Евпаторию они нашли слишком людной и шумной, и поехали искать место за городом. И нашли великолепную стоянку – небольшой пляжик среди скал, рядом ивовые заросли и совсем недалеко – невесть откуда взявшийся кроха-стадион – небольшое поле, поросшее желтоватой травой, пара ворот по бокам и несколько рядов некрашеных скамеек. Олег с Генкой вбили вешку с высокопарной надписью и повернули назад. В Евпатории, среди тысяч курортников, оба с восторгом подумали о своем месте.

Через час уже все шестеро яростно разбивали лагерь. На пустом месте выросли две палатки, велосипеды припарковали у круто поднимающейся стены обрыва и закрыли брезентом. Саня Григорьев колдовал у костра, надев свой белый шутовской колпак с крупной надписью «ШЕФ-КУХАРЬ», Вадик Яхнич и Андрей Князев бродили по колено в воде, то и дело издавал истошные крики: «Полундра, краб!!», а Валек Бугунков извлек из рюкзака и настроил приемник, и свежий ветерок подхватил и разнес замысловатую мелодию «Поп-механики» Сергея Курехина.

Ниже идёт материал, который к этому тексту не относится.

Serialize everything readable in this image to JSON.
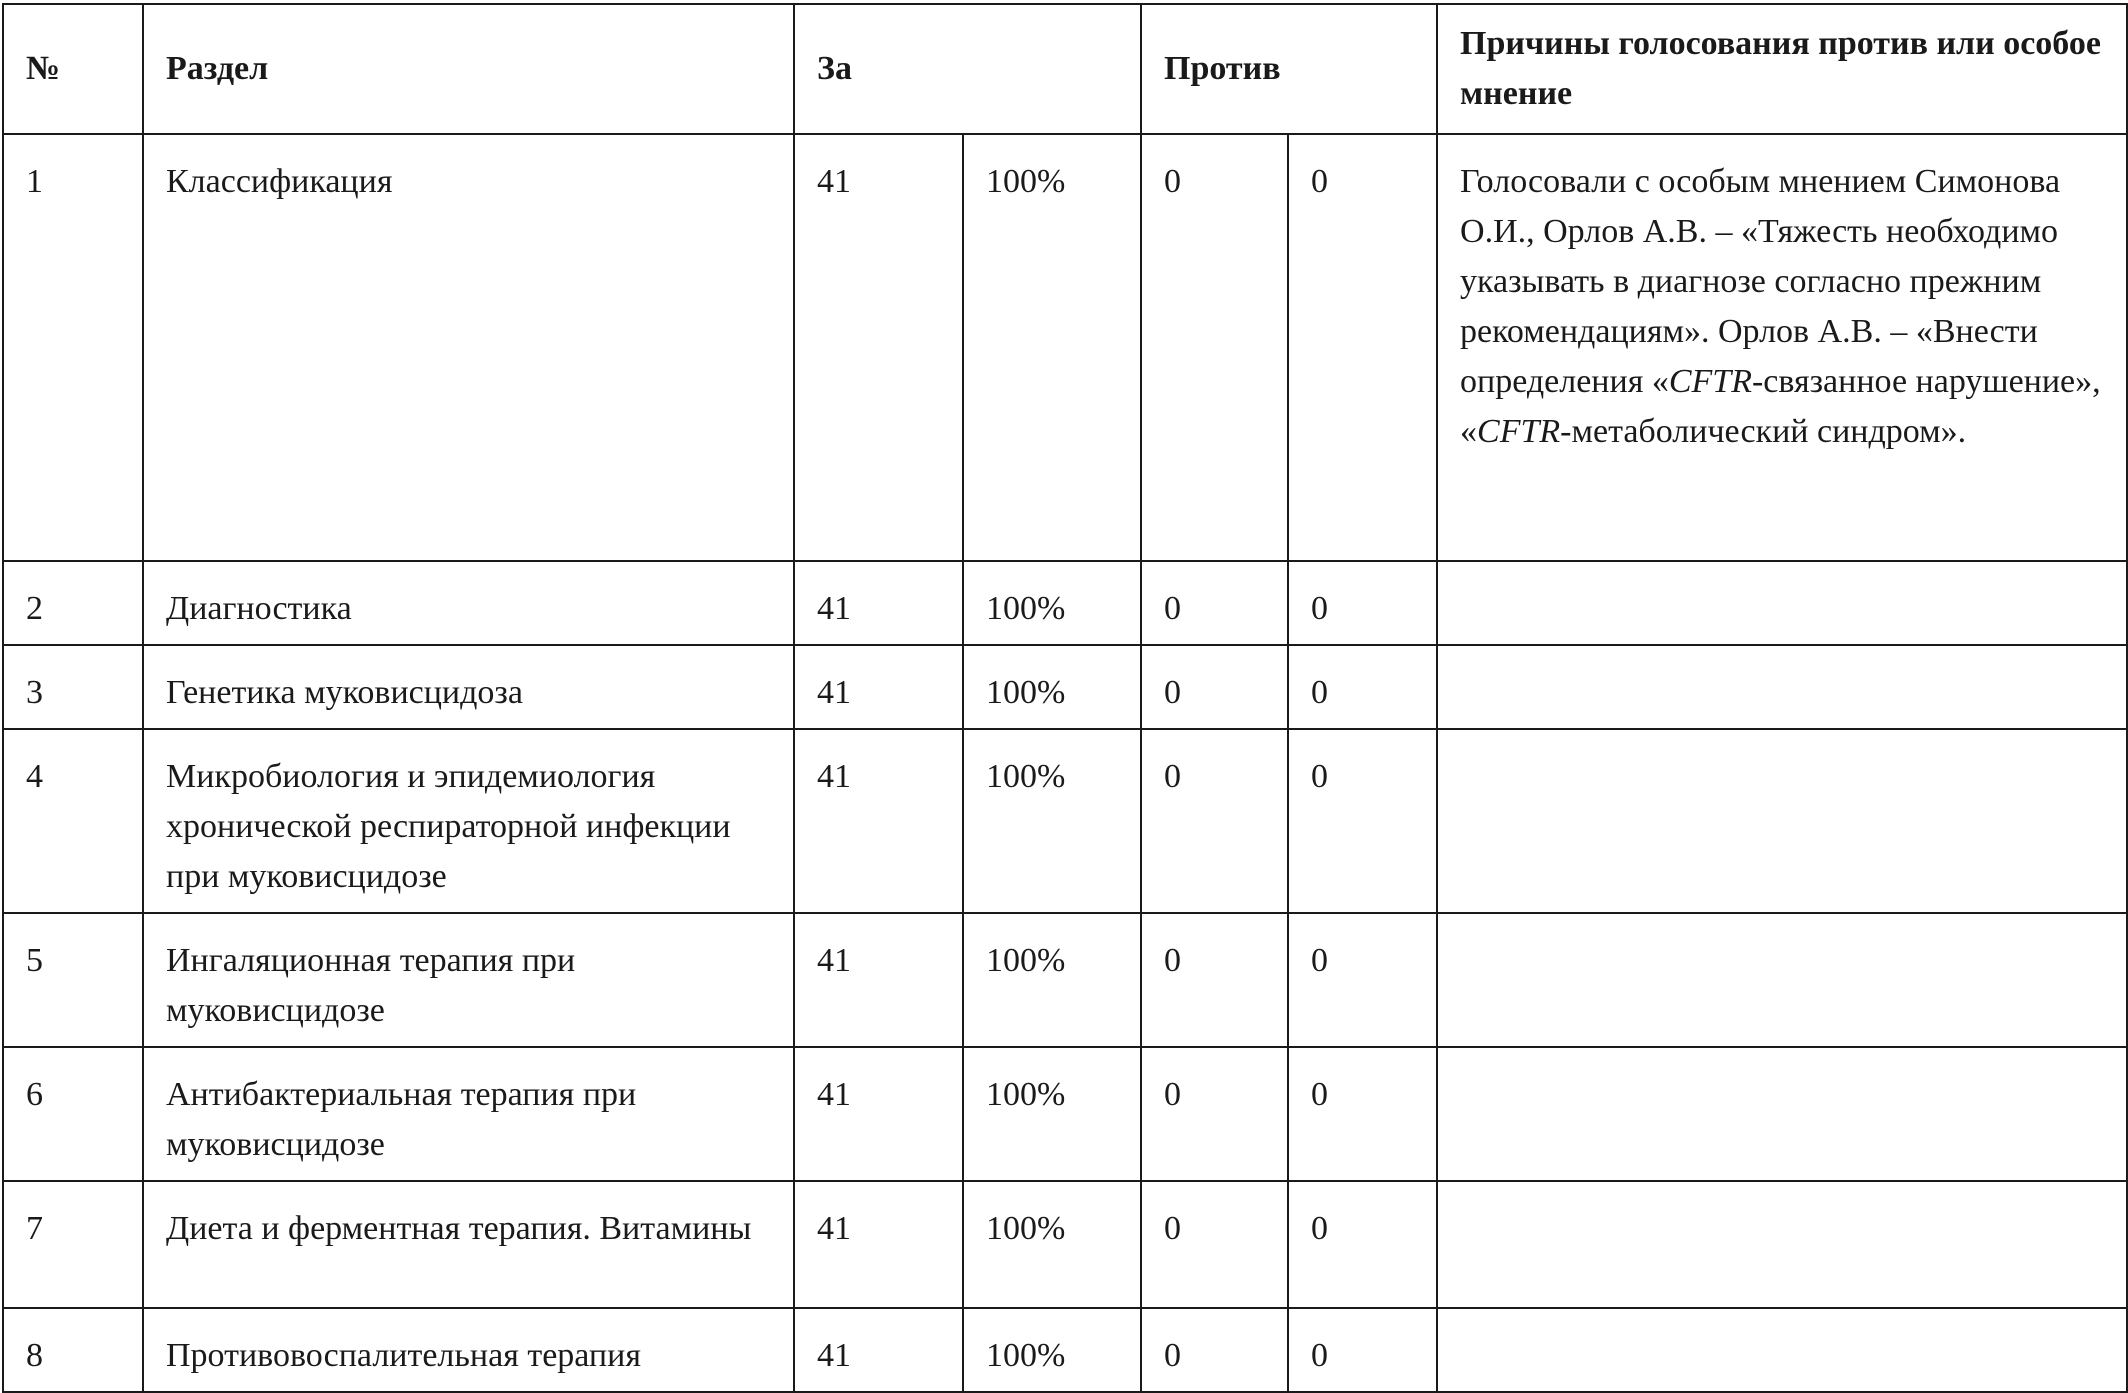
{
  "headers": {
    "num": "№",
    "section": "Раздел",
    "for": "За",
    "against": "Против",
    "reasons": "Причины голосования против или особое мнение"
  },
  "rows": [
    {
      "num": "1",
      "section": "Классификация",
      "for_count": "41",
      "for_pct": "100%",
      "against_count": "0",
      "against_pct": "0",
      "reason_parts": [
        "Голосовали с особым мнением Симонова О.И., Орлов А.В.  – «Тяжесть необходимо указывать в диагнозе согласно прежним рекомендациям». Орлов А.В. – «Внести определения «",
        "CFTR",
        "-связанное нарушение», «",
        "CFTR",
        "-метаболический синдром»."
      ]
    },
    {
      "num": "2",
      "section": "Диагностика",
      "for_count": "41",
      "for_pct": "100%",
      "against_count": "0",
      "against_pct": "0"
    },
    {
      "num": "3",
      "section": "Генетика муковисцидоза",
      "for_count": "41",
      "for_pct": "100%",
      "against_count": "0",
      "against_pct": "0"
    },
    {
      "num": "4",
      "section": "Микробиология и эпидемиология хронической респираторной инфекции при муковисцидозе",
      "for_count": "41",
      "for_pct": "100%",
      "against_count": "0",
      "against_pct": "0"
    },
    {
      "num": "5",
      "section": "Ингаляционная терапия при муковисцидозе",
      "for_count": "41",
      "for_pct": "100%",
      "against_count": "0",
      "against_pct": "0"
    },
    {
      "num": "6",
      "section": "Антибактериальная терапия при муковисцидозе",
      "for_count": "41",
      "for_pct": "100%",
      "against_count": "0",
      "against_pct": "0"
    },
    {
      "num": "7",
      "section": "Диета и ферментная терапия. Витамины",
      "for_count": "41",
      "for_pct": "100%",
      "against_count": "0",
      "against_pct": "0"
    },
    {
      "num": "8",
      "section": "Противовоспалительная терапия",
      "for_count": "41",
      "for_pct": "100%",
      "against_count": "0",
      "against_pct": "0"
    }
  ]
}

Начало было великолепное. Море встретило велобродяг ласково и приветливо, а когда есть море, гитара и старая дружба, чего еще желать в летнем походе вечерами?

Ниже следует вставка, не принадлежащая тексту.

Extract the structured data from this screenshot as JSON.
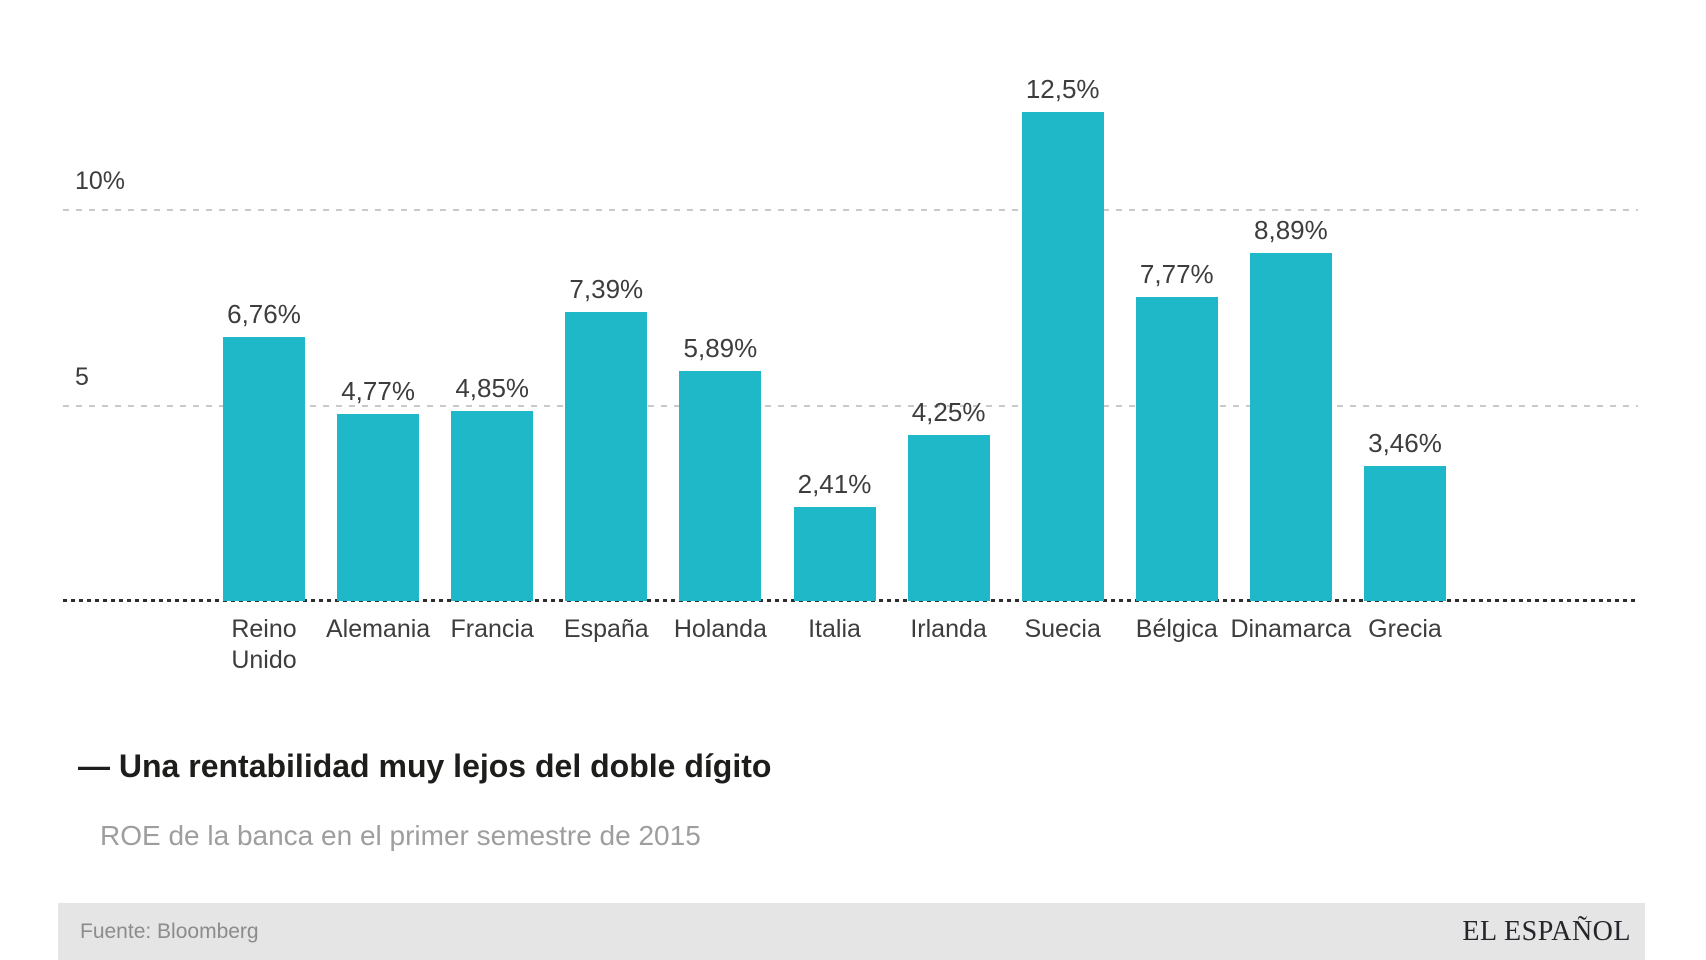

После изнурительного трехсоткилометрового марша, длившегося два световых дня, вся гвардия бессовестно дрыхла до следующего полудня. Пока проснулись, пообедали и накупались, солнце начало сползать к горизонту.

Громкий озорной голос застал всех врасплох:

– Эй, туристы! На выход!

Из левой палатки вывалился растрепанный Князев – его вытолкнул наружу здоровяк Григорьев, дав попутно инструкцию: «Ну-ка, разузнай, кто это там».

Князев барахтался некоторое время, выпутываясь из веревок, потом встал. Перед ним стояли две девушки – в одинаковых полосатых футболках, таких же полосатых гетрах, адидасовских трусах и бутсах. Одна держала подмышкой дорогой футбольный мяч.

Из правой палатки сонно поинтересовались:

– Андрюль, что там за шум?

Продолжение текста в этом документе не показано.